Your app can offer widgets on the Lock Screen in three different shapes: as inline text that appears above the clock and circular and rectangular shapes that appear below the clock.

An illustration that shows the Lock Screen on iPhone with an inline text widget, a rectangular widget, and two circular widgets by Weather.

As with complications, aim to create widgets on the Lock Screen that are informative, dynamic, and display up-to-date information.

Adjust colors and images for the vibrant rendering mode. The system renders widgets on the Lock Screen using a vibrant, blurred appearance. The opacity of pixels within your image determines the strength of the blurred material effect. Fully transparent pixels let the background wallpaper pass through as is. When creating assets for the Lock Screen, render content like images, numbers, or text at full opacity. The brightness of pixels determines how vibrant they appear on the Lock Screen: Brighter gray values provide more contrast, and darker values provide less contrast. To establish hierarchy, use white or light gray for the most prominent content and darker grayscale values for secondary elements.

To make sure images look great in the vibrant rendering mode:

  • Confirm that your images' content has sufficient contrast in grayscale.
  • Use opaque grayscale values, rather than opacities of white, to achieve the best vibrant material effect.

Support Always-On display. Devices with Always-On display render widgets on the Lock Screen with reduced luminance. Use levels of gray that provide enough contrast in Always-On display, and make sure your content is legible.

For developer guidance, see Creating Lock Screen widgets and watch complications, WidgetRenderingMode, and vibrant.

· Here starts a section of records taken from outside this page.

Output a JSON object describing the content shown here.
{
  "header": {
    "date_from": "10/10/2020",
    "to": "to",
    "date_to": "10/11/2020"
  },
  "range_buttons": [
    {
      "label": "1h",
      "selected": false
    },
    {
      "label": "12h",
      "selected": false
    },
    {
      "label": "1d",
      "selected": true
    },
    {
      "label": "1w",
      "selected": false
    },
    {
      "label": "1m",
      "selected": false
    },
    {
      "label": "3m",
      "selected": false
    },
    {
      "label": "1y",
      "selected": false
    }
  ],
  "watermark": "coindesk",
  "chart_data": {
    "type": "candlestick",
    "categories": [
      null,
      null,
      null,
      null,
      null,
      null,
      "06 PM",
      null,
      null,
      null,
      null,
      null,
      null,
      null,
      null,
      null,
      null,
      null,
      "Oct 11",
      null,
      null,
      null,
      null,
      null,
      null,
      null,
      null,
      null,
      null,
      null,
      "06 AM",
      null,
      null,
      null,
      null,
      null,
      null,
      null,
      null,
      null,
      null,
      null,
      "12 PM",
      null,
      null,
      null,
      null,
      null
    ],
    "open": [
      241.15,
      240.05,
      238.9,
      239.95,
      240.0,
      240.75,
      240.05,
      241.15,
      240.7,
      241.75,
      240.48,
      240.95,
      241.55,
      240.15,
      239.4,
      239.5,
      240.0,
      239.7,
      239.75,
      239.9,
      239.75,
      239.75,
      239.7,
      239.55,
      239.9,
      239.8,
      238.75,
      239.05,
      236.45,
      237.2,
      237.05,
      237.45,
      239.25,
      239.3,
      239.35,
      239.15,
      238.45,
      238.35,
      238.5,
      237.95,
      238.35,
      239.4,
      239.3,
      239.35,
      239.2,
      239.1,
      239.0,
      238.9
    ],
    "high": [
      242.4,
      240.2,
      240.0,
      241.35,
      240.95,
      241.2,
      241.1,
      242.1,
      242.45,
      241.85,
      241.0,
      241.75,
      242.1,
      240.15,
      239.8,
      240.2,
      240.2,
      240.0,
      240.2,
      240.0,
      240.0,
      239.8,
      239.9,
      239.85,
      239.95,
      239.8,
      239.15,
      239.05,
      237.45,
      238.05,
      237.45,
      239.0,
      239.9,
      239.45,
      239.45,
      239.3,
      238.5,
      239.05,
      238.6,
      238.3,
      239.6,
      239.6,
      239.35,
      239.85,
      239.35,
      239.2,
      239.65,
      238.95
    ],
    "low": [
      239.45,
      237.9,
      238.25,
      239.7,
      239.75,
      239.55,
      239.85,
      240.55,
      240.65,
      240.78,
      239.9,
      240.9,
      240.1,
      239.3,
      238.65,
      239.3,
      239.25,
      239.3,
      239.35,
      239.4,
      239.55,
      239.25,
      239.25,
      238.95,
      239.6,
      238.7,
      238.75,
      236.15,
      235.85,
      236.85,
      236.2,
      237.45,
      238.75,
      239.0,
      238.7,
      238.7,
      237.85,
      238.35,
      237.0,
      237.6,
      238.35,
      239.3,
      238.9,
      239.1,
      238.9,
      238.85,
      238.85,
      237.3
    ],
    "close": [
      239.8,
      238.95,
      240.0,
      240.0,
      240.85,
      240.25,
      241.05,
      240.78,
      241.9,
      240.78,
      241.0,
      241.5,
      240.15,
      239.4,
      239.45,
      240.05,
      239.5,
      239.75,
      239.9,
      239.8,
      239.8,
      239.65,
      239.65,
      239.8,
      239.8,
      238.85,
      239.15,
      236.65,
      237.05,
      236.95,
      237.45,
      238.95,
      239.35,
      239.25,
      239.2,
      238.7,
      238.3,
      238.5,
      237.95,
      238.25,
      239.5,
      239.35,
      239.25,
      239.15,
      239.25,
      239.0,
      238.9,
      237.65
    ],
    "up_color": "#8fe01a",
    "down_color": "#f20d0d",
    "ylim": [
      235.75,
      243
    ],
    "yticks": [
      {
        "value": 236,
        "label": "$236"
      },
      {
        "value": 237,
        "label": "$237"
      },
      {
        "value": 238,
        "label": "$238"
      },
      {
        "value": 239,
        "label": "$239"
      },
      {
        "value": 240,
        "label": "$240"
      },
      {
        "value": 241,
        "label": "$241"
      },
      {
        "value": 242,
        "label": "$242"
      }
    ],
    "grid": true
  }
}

iOS widget design comprehensives

Screen size (portrait, pts) Small (pts) Medium (pts) Large (pts) Circular (pts) Rectangular (pts) Inline (pts)
430×932 170x170 364x170 364x382 76x76 172x76 257x26
428x926 170x170 364x170 364x382 76x76 172x76 257x26
414x896 169x169 360x169 360x379 76x76 160x72 248x26
414x736 159x159 348x157 348x357 76x76 170x76 248x26
393x852 158x158 338x158 338x354 72x72 160x72 234x26
390x844 158x158 338x158 338x354 72x72 160x72 234x26
375x812 155x155 329x155 329x345 72x72 157x72 225x26
375x667 148x148 321x148 321x324 68x68 153x68 225x26
360x780 155x155 329x155 329x345 72x72 157x72 225x26
320x568 141x141 292x141 292x311 n/a n/a n/a

iPadOS widget design comprehensives

Screen size (portrait, pts) Target Small (pts) Medium (pts) Large (pts) Extra large (pts)
768x1024 Canvas 141x141 305.5x141 305.5x305.5 634.5x305.5
Device 120x120 260x120 260x260 540x260
744x1133 Canvas 141x141 305.5x141 305.5x305.5 634.5x305.5
Device 120x120 260x120 260x260 540x260
810x1080 Canvas 146x146 320.5x146 320.5x320.5 669x320.5
Device 124x124 272x124 272x272 568x272
820x1180 Canvas 155x155 342x155 342x342 715.5x342
Device 136x136 300x136 300x300 628x300
834x1112 Canvas 150x150 327.5x150 327.5x327.5 682x327.5
Device 132x132 288x132 288x288 600x288
834x1194 Canvas 155x155 342x155 342x342 715.5x342
Device 136x136 300x136 300x300 628x300
954x1373 * Canvas 162x162 350x162 350x350 726x350
Device 162x162 350x162 350x350 726x350
970x1389 * Canvas 162x162 350x162 350x350 726x350
Device 162x162 350x162 350x350 726x350
1024x1366 Canvas 170x170 378.5x170 378.5x378.5 795x378.5
Device 160x160 356x160 356x356 748x356
1192x1590 * Canvas 188x188 412x188 412x412 860x412
Device 188x188 412x188 412x412 860x412

* When Display Zoom is set to More Space.